LoopVectorization.jl
LoopVectorization.jl copied to clipboard
Bug in histogramming
Today I think I found a bug. See the minimal example below. I am essentially trying to compute a pairwise distance histogram. I have an array with 3D- particle positions of size 3xNxN_timesteps, in which 3 is the number of dimensions, N is the number of particles, and N_timesteps is the number of independent sets of particle positions.
To calculate the histogram I am doing a double loop over all particles for each time step. In each iteration, I calculate the distance between particle 1 and particle 2, and add the binned result to an integer array h. In cases with distances larger than those that interest me and for cases of distances between a particle and itself I add to h[1].
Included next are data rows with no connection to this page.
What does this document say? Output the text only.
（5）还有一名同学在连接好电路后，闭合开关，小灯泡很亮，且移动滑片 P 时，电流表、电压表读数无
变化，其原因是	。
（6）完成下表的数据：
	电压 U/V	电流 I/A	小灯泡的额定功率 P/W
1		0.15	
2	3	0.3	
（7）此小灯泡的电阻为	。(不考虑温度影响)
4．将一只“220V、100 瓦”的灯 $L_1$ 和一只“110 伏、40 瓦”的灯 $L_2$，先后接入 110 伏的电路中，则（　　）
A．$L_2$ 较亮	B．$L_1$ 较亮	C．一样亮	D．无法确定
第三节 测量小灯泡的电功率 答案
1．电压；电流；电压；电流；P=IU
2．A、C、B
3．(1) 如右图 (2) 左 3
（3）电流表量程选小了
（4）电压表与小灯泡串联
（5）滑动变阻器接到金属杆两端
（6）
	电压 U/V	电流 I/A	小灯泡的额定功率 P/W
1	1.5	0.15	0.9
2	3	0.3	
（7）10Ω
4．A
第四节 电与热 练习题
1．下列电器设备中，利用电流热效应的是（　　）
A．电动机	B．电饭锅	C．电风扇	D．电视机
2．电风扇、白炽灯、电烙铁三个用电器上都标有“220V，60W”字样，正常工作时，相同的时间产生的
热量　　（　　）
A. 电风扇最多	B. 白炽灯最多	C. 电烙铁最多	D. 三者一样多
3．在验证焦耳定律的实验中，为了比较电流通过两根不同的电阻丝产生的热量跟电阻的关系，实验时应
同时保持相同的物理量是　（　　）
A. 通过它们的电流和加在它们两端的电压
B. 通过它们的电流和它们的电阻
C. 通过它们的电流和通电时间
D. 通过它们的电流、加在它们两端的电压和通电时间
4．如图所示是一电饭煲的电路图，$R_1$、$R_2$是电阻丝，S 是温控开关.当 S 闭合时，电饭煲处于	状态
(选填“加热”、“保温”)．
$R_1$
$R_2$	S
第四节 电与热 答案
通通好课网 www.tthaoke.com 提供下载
Thanks for looking at this!
using LoopVectorization, IfElse
function pair_hist(r, Nbins, box_size)
Ndim, N, N_timesteps = size(r)
bin_edges = collect(LinRange(0.0, 5.0, Nbins+1))
binsize = bin_edges[2] - bin_edges[1]
h = zeros(Int64, Nbins)
for t = 1:N_timesteps
for particle1 = 1:N
for particle2 = 1:N
# pair distances
dx = r[1, particle1, t] - r[1, particle2, t]
dy = r[2, particle1, t] - r[2, particle2, t]
dz = r[3, particle1, t] - r[3, particle2, t]
# distance
dr = sqrt(dx^2+dy^2+dz^2)
# Find the index for binning
index = ceil(Int64, dr / binsize)
# if index=0 (distance of 0, meaning particle1==particle2)
# and if index > Nbins, (outside of our interest),
# we add it to the first element of h (which we can later throw away)
index2 = ifelse(0 < index <= Nbins, index, 1)
h[index2] += 1
end
end
end
return h
end
function pair_hist_turbo(r, Nbins, box_size)
Ndim, N, N_timesteps = size(r)
bin_edges = collect(LinRange(0.0, 5.0, Nbins+1))
binsize = bin_edges[2] - bin_edges[1]
h = zeros(Int64, Nbins)
@turbo for t = 1:N_timesteps
for particle1 = 1:N
for particle2 = 1:N
# pair distances
dx = r[1, particle1, t] - r[1, particle2, t]
dy = r[2, particle1, t] - r[2, particle2, t]
dz = r[3, particle1, t] - r[3, particle2, t]
# distance
dr = sqrt(dx^2+dy^2+dz^2)
# Find the index for binning
index = ceil(Int64, dr / binsize)
# if index=0 (distance of 0, meaning particle1==particle2)
# and if index > Nbins, (outside of our interest),
# we add it to the first element of h (which we can later throw away)
index2 = ifelse(0 < index <= Nbins, index, 1)
h[index2] += 1
end
end
end
return h
end
function pair_hist_tturbo(r, Nbins, box_size)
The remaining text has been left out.